Don’t just behave like a publisher – start acting like one
For the past few years, “behaving like a publisher” has taken over from storytelling as the buzz-phrase for marketers. This has made social media an exciting place to be, with clients now having both the ambition and the resources to become producers of the best content – content that challenges print and TV for quality.
But while brands are behaving like publishers, to be effective they need to think like publishers too. There’s little point in creating great content without having a distribution strategy in place to gain the audience share needed. Content visibility is crucial, particularly as competition for limited attention spans and online real estate increases.
The forward-thinking brands of today are embracing this change from the ground up. Hiring managing editors and publishing directors to wade through and cull the reams of content big organisations produce in order to tell a coherent story across all channels. Driven by the need for authentic content, brands will be looking into all corners of their businesses for content that adds value to different audiences and allows them to build brand value over time.
At the moment, brands are going after volumes of published content without any real sense of what value they’re adding to their audience or to their business. This year, I’m confident that we’ll see a case of less (but better) is more. Content governed from a central place driving a consistent and focused narrative.
Follow your audience into uncharted waters
At a recent event of ours, a guest speaker who was a ‘Generation Z’ influencer described her feelings about Facebook as “awkward, like a huge family dinner party”. For those in their teens or twenties, chances are that their parents are active Facebook users. Can you imagine your parents following every move you made at that age? Quite unnerving.
As much as we’re social beings, respect of privacy is also something that’s important to us – this is driving the rise in popularity of private social platforms. It has been estimated that a huge 69 per cent of social sharing happens outside public social channels. Platforms that promote privacy – such as WhatsApp, WeChat and Snapchat – are increasingly important, especially among a certain younger demographic.
You can’t force a behavioural change. This year, marketers need to adapt to the consumer rather than sticking to the social platforms they are used to and feel “safe” on. Yes, it’s a challenge to get to grips with the growing use of sharing mechanics that can’t be easily tracked, measured or attributed. But if consumers are moving towards private platforms, marketers have to follow them there and adapt strategies to suit them. They’re not going to come to you.
Recognise and respect the power of influencer market
While O’Neill is hardly the poster girl for brilliant influencer marketing, she is (or, rather, was) part of a significant movement – the rise (again) of the influencer. Influencer marketing has become professional – and 2016 is the time for marketers to recognise and respect this.
Although already a key part of social media marketing in 2015, it will become an increasingly significant way for brands to talk to specific audiences and the popularity of influencers who have been made famous by social media, and blogs, will continue to grow. They are demanding bigger fees and they are represented by companies in the same way that ‘traditional’ celebrities are.
Influencers are a different beast to the celebrities that marketers are used to dealing with.
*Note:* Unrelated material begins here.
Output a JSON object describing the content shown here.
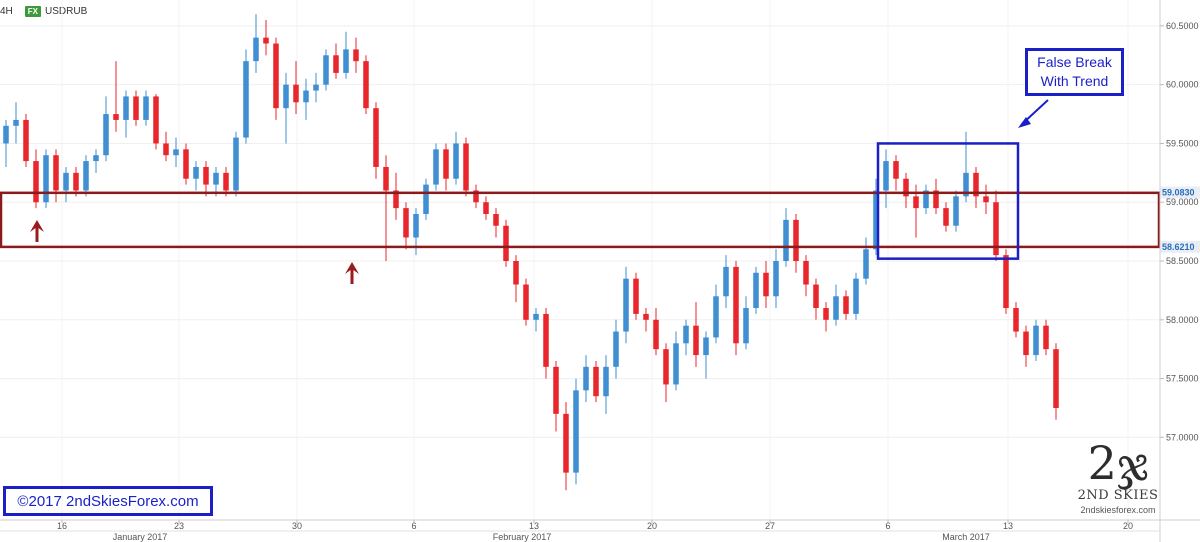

You don’t have the same level of authority over an influencer as you would with a celebrity-endorsement campaign, so those who are used to controlling their messaging very tightly need to be willing to let go – perhaps too big a leap for many right now.
In 2016, brands need to take partnering with the right influencers seriously and consider them an important part of their business strategy, rather than an afterthought or add-on to a social media campaign.